The meeting started at 3pm and took place at the beautiful Paki Hale where Honolulu community leaders spoke out against the use of harmful herbicides in Kapiolani Park. Some of their valuable and informative testimonies were recorded and are available in the videos throughout this article.
Among them were doctors, journalists, farmers, gardeners, concerned park users, environmentalists, artists, musicians, and even the director of the Diamond Head Community Garden Association.
She correctly pointed out the fact that it’s illegal to use these and any other harmful non-organic chemicals in all Honolulu Community Garden locations and that Kapiolani park should be no exception. Especially due to the fact that Kapiolani Park is right next to the Diamond Head Community Garden and both the park and the garden are under the management of the City and County of Honolulu Department of Parks and Recreation.
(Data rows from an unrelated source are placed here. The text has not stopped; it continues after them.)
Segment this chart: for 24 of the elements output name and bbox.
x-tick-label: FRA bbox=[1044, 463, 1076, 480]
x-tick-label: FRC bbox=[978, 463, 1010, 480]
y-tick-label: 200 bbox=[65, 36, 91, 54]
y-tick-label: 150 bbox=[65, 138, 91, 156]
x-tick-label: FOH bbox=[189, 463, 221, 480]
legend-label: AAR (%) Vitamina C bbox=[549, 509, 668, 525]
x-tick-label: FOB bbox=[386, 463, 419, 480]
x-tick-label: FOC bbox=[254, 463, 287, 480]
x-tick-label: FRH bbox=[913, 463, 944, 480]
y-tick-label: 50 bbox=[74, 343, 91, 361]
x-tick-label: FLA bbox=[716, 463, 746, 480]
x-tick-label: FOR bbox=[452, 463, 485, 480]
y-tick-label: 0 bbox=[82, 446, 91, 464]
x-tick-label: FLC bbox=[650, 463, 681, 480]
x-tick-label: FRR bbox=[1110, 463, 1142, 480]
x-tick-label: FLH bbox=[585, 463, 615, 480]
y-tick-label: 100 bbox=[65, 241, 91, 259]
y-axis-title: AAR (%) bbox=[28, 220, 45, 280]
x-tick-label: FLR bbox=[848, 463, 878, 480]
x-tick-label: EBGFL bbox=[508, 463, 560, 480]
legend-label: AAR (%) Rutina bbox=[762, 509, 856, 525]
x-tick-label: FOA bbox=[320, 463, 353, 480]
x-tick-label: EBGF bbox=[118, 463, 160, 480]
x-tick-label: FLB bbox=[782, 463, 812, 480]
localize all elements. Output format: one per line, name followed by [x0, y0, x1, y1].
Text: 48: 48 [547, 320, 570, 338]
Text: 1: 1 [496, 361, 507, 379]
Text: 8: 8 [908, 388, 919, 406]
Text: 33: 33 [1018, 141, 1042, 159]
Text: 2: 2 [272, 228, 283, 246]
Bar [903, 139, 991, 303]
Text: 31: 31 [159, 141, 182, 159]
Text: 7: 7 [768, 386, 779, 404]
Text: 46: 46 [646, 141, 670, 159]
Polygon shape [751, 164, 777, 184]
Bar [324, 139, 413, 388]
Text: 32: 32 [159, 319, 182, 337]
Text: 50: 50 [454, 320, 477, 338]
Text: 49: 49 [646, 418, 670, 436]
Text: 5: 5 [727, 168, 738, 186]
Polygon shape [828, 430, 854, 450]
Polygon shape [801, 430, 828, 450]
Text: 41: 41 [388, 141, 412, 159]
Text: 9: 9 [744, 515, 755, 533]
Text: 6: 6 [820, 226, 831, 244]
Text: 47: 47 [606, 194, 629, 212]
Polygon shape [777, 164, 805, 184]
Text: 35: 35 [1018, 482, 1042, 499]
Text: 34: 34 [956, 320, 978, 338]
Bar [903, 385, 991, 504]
Supporting the ban on harmful chemicals in Kapiolani Park is a no-brainer decision to a health conscious, moral person. Ultimately, we must pass ordinances and laws that would ban the use of toxic chemicals in all Hawaii public parks across all islands.
Similar actions, ordinances, and laws have already been passed in other U.S. mainland states such as California, Oregon, and Washington where the use of these toxic herbicide chemicals is prohibited in public parks to protect public health as early as 2001 in Seattle, Washington!
Doesn’t Hawaii and it’s people deserve at least the same kind of protection from controversial and infamous chemicals that have been linked to birth defects, autism, cancer, DNA and cell damage, neurodegenerative conditions like Parkinson’s, etc.?
We hope that Kapiolani park officials, the heads of City and County of Honolulu Department of Parks and Recreation and the Department of Urban Forestry, as well as Hawaii’s political leaders agree that the people of Hawaii deserve to enjoy chemical-free public parks today!